Les défauts de l’authenticité
Quels que soient les cépages et les terroirs, un choix ad hoc suffit-il à garantir l’obtention d’un vin de qualité ? Rien n’est moins sûr. Aujourd’hui, la mode est à l’authenticité. Ce qui, en matière de vins, peut se traduire par le retour aux terroirs et aux cépages oubliés, mais aussi par l’abandon de la chimie. Au chai, la première victime de cette injonction est le soufre qui donne les fameux sulfites. Bien sûr, il y a eu des abus à leur propos, en particulier dans les blancs bordelais. Qui a goûté une fois dans sa vie un piètre liquoreux muté aux sulfites en garde fatalement un souvenir aussi précis que douloureux. Le soufre a, pour les vins blancs, un rôle essentiel : protéger de l’oxydation ainsi que des micro-organismes. Il remplit cette mission encore mieux si le vin est acide. Or, les vins le sont de moins en moins et les doses de soufre sont en constante diminution, voire inexistantes. À quoi bon revenir aux cépages oubliés si c’est pour laisser les vins en proie à l’oxydation prématurée ou aux goûts de souris ? Ces faux goûts et ces déviances participent-ils à la juste expression des relations entre le cépage, le terroir et les usages loyaux et constants, quels qu’ils soient ?

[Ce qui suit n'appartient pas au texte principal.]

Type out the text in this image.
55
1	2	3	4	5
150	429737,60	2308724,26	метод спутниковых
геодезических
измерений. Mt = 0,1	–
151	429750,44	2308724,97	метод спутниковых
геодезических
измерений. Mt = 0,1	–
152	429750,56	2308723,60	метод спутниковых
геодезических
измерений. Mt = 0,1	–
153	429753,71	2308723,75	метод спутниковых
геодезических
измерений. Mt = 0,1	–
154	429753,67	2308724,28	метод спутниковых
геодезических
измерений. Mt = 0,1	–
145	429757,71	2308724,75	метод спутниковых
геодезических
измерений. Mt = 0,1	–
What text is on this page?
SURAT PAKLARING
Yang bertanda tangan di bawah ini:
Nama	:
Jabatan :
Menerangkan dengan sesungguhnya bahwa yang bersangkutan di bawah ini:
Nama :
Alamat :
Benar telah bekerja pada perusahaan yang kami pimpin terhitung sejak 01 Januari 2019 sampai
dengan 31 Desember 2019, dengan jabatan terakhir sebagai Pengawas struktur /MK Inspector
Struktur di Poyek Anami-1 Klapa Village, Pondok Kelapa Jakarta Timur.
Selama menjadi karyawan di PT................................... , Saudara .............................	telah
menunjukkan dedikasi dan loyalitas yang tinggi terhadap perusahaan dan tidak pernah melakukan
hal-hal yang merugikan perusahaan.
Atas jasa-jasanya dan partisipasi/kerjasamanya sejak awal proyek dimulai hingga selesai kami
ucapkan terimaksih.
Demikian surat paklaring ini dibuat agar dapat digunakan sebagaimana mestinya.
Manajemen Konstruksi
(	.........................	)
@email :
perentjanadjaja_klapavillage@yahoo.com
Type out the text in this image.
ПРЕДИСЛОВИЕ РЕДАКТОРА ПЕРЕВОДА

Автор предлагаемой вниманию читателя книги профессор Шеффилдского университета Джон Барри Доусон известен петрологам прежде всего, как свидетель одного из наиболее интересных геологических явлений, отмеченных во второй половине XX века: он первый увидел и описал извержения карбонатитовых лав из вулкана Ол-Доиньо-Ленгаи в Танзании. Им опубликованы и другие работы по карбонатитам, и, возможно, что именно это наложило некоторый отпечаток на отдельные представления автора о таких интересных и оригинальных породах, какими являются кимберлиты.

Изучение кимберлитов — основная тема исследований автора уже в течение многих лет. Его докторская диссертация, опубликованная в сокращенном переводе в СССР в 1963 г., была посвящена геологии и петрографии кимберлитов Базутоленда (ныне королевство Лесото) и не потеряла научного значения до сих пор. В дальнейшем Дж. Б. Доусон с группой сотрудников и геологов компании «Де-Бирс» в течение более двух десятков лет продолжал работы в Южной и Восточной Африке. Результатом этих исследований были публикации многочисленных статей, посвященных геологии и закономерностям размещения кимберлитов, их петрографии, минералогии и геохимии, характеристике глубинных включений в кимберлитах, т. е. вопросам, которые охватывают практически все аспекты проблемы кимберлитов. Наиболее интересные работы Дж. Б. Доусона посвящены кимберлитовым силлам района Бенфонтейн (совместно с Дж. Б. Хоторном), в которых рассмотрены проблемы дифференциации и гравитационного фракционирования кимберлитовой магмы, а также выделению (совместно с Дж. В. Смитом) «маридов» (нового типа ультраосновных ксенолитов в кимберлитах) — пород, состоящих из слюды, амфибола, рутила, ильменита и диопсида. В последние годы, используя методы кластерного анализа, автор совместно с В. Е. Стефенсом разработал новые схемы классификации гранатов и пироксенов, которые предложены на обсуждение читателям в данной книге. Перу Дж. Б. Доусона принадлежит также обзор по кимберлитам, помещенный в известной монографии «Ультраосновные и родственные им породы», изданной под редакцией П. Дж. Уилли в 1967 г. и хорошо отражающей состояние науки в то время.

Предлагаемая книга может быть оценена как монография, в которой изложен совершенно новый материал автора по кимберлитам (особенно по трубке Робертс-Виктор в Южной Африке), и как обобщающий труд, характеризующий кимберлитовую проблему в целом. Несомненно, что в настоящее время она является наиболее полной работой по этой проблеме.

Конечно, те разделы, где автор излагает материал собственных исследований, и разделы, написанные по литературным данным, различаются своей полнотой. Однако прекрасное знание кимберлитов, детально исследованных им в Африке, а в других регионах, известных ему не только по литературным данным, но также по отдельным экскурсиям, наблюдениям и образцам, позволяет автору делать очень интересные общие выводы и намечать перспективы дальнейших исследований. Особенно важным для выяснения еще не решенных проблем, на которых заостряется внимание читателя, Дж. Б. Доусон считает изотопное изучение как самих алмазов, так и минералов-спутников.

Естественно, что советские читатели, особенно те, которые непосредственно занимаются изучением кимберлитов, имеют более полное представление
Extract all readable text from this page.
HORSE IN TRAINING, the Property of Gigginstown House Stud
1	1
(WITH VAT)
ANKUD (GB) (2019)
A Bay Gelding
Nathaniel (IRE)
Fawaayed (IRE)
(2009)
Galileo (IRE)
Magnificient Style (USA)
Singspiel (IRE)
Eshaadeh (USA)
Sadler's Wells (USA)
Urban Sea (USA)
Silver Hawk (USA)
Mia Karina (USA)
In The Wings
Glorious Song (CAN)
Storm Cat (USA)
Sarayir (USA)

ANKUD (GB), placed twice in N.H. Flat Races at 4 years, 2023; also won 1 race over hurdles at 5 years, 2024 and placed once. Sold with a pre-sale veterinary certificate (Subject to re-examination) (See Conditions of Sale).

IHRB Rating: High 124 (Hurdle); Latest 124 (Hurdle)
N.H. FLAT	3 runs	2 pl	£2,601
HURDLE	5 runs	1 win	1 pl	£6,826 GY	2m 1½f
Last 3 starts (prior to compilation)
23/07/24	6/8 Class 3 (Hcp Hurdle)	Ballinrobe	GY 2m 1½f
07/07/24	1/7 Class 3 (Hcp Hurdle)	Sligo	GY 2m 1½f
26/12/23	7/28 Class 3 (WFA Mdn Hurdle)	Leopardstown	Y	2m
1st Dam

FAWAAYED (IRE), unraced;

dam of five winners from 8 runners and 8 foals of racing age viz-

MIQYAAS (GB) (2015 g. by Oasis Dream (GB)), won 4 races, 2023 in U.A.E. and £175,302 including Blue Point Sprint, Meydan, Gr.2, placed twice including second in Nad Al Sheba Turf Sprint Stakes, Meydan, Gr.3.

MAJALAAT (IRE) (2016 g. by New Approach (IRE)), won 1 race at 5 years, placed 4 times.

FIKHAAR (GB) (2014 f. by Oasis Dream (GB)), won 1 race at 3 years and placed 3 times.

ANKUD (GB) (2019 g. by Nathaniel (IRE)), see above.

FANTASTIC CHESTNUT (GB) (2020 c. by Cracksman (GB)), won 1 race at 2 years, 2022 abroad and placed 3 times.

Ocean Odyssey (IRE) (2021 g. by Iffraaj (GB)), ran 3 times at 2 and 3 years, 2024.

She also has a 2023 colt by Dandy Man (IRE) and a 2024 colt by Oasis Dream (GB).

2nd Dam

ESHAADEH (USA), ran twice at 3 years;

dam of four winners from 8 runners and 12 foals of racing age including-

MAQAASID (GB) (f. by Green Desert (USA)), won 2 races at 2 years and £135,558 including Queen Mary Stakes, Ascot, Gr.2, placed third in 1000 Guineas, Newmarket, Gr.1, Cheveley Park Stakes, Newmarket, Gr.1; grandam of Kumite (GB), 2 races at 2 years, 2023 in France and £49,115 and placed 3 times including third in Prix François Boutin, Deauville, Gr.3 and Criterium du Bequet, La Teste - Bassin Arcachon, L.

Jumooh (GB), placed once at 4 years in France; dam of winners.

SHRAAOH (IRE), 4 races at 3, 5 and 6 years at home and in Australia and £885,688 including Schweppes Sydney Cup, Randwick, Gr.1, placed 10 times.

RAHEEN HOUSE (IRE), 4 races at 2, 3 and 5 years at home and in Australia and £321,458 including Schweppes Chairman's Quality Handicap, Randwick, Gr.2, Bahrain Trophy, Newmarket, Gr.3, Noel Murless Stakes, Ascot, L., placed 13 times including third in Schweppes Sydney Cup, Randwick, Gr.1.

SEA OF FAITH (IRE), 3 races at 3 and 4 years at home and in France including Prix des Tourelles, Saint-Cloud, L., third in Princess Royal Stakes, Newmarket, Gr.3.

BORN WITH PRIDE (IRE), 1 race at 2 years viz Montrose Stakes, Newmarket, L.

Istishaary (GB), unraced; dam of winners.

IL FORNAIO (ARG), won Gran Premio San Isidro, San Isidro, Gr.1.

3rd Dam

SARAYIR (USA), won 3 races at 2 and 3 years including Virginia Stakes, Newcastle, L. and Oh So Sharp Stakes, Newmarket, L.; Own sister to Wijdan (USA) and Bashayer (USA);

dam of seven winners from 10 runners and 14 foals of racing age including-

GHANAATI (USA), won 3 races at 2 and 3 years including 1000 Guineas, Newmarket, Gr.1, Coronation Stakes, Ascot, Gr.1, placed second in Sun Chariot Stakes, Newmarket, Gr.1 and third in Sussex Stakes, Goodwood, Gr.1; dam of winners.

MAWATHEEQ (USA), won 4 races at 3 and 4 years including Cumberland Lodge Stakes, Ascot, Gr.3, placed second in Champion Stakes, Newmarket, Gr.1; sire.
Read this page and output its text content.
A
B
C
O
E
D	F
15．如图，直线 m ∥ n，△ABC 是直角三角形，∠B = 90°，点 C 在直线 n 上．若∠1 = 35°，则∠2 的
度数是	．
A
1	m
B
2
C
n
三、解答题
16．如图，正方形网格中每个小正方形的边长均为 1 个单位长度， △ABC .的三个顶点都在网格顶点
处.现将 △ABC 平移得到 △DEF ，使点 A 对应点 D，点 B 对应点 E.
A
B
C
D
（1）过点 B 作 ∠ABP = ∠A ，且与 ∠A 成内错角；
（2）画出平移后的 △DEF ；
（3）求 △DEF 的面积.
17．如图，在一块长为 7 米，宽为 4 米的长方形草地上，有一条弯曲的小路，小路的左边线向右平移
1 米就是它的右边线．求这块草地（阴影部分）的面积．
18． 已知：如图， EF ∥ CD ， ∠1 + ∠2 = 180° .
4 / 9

Rappelons-le : le goût de souris est un défaut majeur, d’origine microbiologique, et un masque absolu du vin. Le vieillissement prématuré des vins blancs entraîne quant à lui pertes de fraîcheur et de typicité. Il est lié à une oxydation prématurée – le soufre est un anti-oxydant, mais ce n’est pas le seul. Elle dépend des caractéristiques du vin, différentes selon la climatologie du millésime et les choix ou non-choix d’itinéraire technique déterminants dans la constitution du potentiel antioxydant des vins. Si l’oxygène est indispensable à notre vie, il l’est aussi à la qualité et la tenue des vins. Il en faut, ni trop ni trop peu. Au premier rang des antioxydants naturels on trouve l’élevage sur lies (et le glutathion, cher à Denis Dubourdieu). La maturité aromatique varie selon les caractéristiques de chaque cépage et les conditions du millésime. Au vu du contexte climatique défavorable aux acidités des vins et au regard des évolutions du goût des consommateurs, il est sans doute urgent d’étudier une notion de « maturité antioxydante ». L’association des cépages et des terroirs permet la naissance de vins dont arômes et saveurs signent l’origine et la qualité, de façon durable et identifiable par les consommateurs avertis. L’humanité a acquis et perpétué ces savoir-faire, ne les abandonnons pas.